Nach Kolkatta, den Bergen um Darjeeling und zehn Tagen Bodhgaya mit unserer Einführung in die Welt des indischen Buddhismus und der japanischen Meditation endschieden wir uns für eine Sightseeing-Tour, die uns von Varanassi, die Stadt der Toten, über Agrar, die Stadt des Taj Mahal, bis zu unserem Ziel nach Pushkar, Rajasthan führen sollte. Was soll schon passieren, wenn man zweidrittel Nord-Indiens in 75 1/2 Stunden bei 40-45 Grad mit dem Zug durchquert?

Dienstag 03:00 Uhr morgens. Wecker klingelt und los gehts. 04:00 Uhr Abfahr. Die vorbestellte Auto-Rikscha ist natürlich nicht da. Ein in der Garage an der Straße schlafender Rikschafahrer fuhr uns dann total schlaftrunken und zu einem völlig überzogenem Preis zum 13 km entferneten Bahnhof. Was will man schon machen: Wenn man seinen Zug bekommen will, muss man halt zahlen. Der Zug war zu spät und wir warteten mit zwei Holländern eine gute halbe Stunde, also pünktlich für Indien. Wir verbrachten die kommenden 38 Stunden mit den beiden in Varanassi, Bihar.

Varannassi ist die Begräbnisstätte der Hindus in Indien.
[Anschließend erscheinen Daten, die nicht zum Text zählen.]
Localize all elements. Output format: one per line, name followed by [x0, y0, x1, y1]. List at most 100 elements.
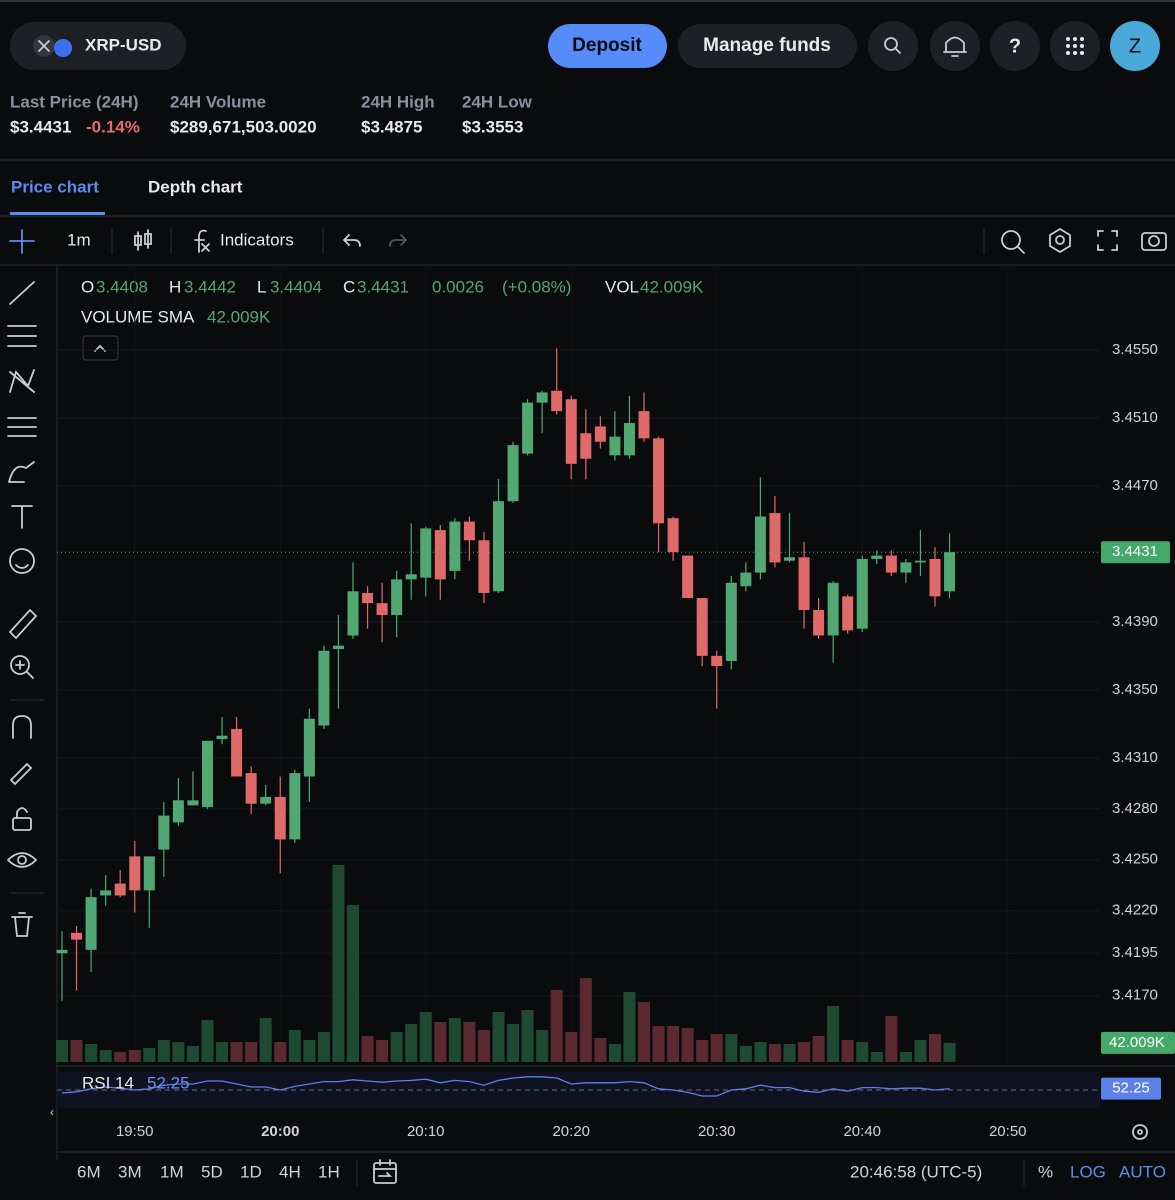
screenshot-icon[interactable] [1148, 235, 1160, 247]
scroll-left[interactable]: ‹ [50, 1105, 54, 1119]
delete-tool[interactable] [11, 912, 33, 937]
volume-sma-box [1101, 1031, 1175, 1054]
fullscreen-icon[interactable] [1097, 230, 1118, 251]
alert-icon[interactable] [1017, 246, 1025, 254]
percent-toggle[interactable]: % [1038, 1162, 1053, 1181]
tab-active[interactable]: Price chart [11, 177, 99, 196]
rsi-box-label: 52.25 [1112, 1080, 1150, 1097]
candle-body [784, 557, 795, 561]
tab-underline [10, 212, 105, 215]
apps-button[interactable] [1050, 21, 1100, 71]
legend-value: 3.4431 [357, 277, 409, 296]
emoji-tool[interactable] [15, 564, 29, 569]
volume-bar [507, 1024, 520, 1062]
pair-selector[interactable]: XRP-USD [10, 22, 186, 70]
y-tick-label: 3.4310 [1112, 749, 1158, 766]
stat-value: $3.4875 [361, 117, 422, 136]
candle-body [289, 773, 301, 840]
auto-toggle[interactable]: AUTO [1119, 1162, 1166, 1181]
settings-icon[interactable] [1055, 235, 1065, 245]
brush-tool[interactable] [8, 461, 35, 483]
zoom-tool[interactable] [10, 655, 30, 675]
volume-bar [754, 1042, 767, 1062]
candle-body [885, 555, 897, 573]
screenshot-icon[interactable] [1141, 232, 1167, 251]
candle-body [594, 426, 606, 442]
range-button[interactable]: 1M [160, 1162, 184, 1181]
text-tool[interactable] [11, 505, 33, 529]
candle-body [667, 518, 679, 553]
range-button[interactable]: 3M [118, 1162, 142, 1181]
stat-value: $3.3553 [462, 117, 523, 136]
range-button[interactable]: 1H [318, 1162, 340, 1181]
indicators-button[interactable]: Indicators [194, 229, 294, 253]
alert-icon[interactable] [1001, 230, 1021, 250]
collapse-button[interactable] [82, 335, 119, 361]
undo-icon[interactable] [343, 234, 361, 247]
candle-body [260, 796, 272, 804]
tab[interactable]: Depth chart [148, 177, 243, 196]
notifications-button[interactable] [930, 21, 980, 71]
range-button[interactable]: 1D [240, 1162, 262, 1181]
legend-key: H [169, 277, 181, 296]
candle-body [696, 598, 708, 656]
ruler-tool[interactable] [8, 608, 38, 640]
range-button[interactable]: 6M [77, 1162, 101, 1181]
interval[interactable]: 1m [67, 230, 91, 249]
volume-bar [492, 1012, 505, 1062]
lock-tool[interactable] [16, 807, 28, 819]
volume-bar [696, 1040, 709, 1062]
x-tick-label: 20:40 [843, 1123, 881, 1140]
volume-bar [798, 1042, 811, 1062]
volume-bar [332, 865, 345, 1062]
emoji-tool[interactable] [9, 548, 35, 574]
zoom-tool[interactable] [15, 660, 34, 679]
range-button[interactable]: 5D [201, 1162, 223, 1181]
range-button[interactable]: 4H [279, 1162, 301, 1181]
search-button[interactable] [868, 21, 918, 71]
last-price-label: 3.4431 [1112, 543, 1158, 560]
settings-icon[interactable] [1049, 227, 1071, 254]
visibility-tool[interactable] [7, 852, 38, 868]
legend-key: C [343, 277, 355, 296]
candle-body [725, 582, 737, 661]
goto-date-button[interactable] [373, 1159, 397, 1184]
crosshair-tool[interactable] [9, 229, 35, 254]
log-toggle[interactable]: LOG [1070, 1162, 1106, 1181]
candle-body [187, 800, 199, 806]
manage-funds-button[interactable]: Manage funds [678, 24, 857, 68]
volume-bar [870, 1052, 883, 1062]
pair-name: XRP-USD [85, 35, 162, 54]
volume-bar [201, 1020, 214, 1062]
magnet-tool[interactable] [12, 715, 32, 739]
fib-tool[interactable] [7, 417, 37, 437]
clock: 20:46:58 (UTC-5) [850, 1162, 982, 1181]
volume-bar [579, 978, 592, 1062]
volume-bar [361, 1036, 374, 1062]
volume-bar [157, 1040, 170, 1062]
volume-bar [768, 1044, 781, 1062]
lock-tool[interactable] [12, 817, 32, 831]
volume-bar [303, 1040, 316, 1062]
volume-bar [594, 1038, 607, 1062]
chart-type-button[interactable] [134, 229, 152, 251]
volume-bar [812, 1036, 825, 1062]
candle-body [376, 603, 388, 616]
axis-settings[interactable] [1132, 1124, 1148, 1140]
candle-body [143, 856, 155, 891]
lock-draw-tool[interactable] [9, 762, 33, 786]
line-tool[interactable] [9, 281, 35, 305]
volume-bar [608, 1044, 621, 1062]
stat-change: -0.14% [86, 117, 140, 136]
help-button[interactable]: ? [990, 21, 1040, 71]
channel-tool[interactable] [7, 325, 37, 347]
volume-bar [477, 1030, 490, 1062]
avatar[interactable]: Z [1110, 21, 1160, 71]
deposit-button[interactable]: Deposit [548, 24, 667, 68]
pattern-tool[interactable] [9, 369, 35, 393]
volume-bar [739, 1046, 752, 1062]
volume-bar [536, 1030, 549, 1062]
volume-bar [550, 990, 563, 1062]
visibility-tool[interactable] [17, 855, 27, 865]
Direkt am Ganges gelegen, dem wohl am stärksten verschmutztem Fluss der Erde, Wird hier verbrannt wer stirbt. Viele Leute kommen sogar zum sterben, um sicher zu gehen, dass ihre Seele auch auf jeden Fall ins Nirvana kommt.

1 - Panorama Varanassi Ganga View Rooftop v2

Um dem Mob am Hauptbahnhof zu engehen, verliessen wir den Zug eine Station früher und konnten gemütlich in eine Rikscha steigen. Die brachte uns natürlich nur an den Rand der Altstadt, da beim verlassen bzw. betreten der etwas verkehrsberuhigteren Altstadt-Zone (sprich: trotzdem normales Chaos), etwas Bakschisch (Hindi für Geschenk) für die “den Verkehr regelnde”-Polizisten fällig ist. Und den Teil wollte der Rikschafahrer nicht zahlen. Also hieß es laufen. Der Kollege des vehrkehrsregelnden Polizisten wollte uns im vorbeigehen eine “in der Zone erlaubt” Rikscha vermitteln. Wir verzichteten jedoch dankend und entschieden uns trotz der Mittagshitze die 15 min zum Hotel zu laufen. Nach einem großen Brunch und gemütlichen sitzen auf der Dachterasse entschieden wir uns gegen 16:00 Uhr die Ghats (Bäder am Fluss) und Verbrennungszeremonien mal näher anzuschauen. Bilder dürfen bei diesen Zeremonien nicht gemacht werden, 100 Rupien Spende hat mich diese “Sünde” (oder wie auch immer die Hindus dies nennen) gekostet. Die Asche wird nach der vollständigen Verbrennung im Ganges verstreut. Riecht übrigens nicht so schlimm beim offenen Holzfeuer, da der Priester ein paar Kräuter darauf verteilt. Wer sich das Holz nicht leisten kann (wird hier per Kilo verkauft), der muss auf die Billigeinäscherung zurückgreifen. Der Ofen ist jedoch zur Zeit kaputt.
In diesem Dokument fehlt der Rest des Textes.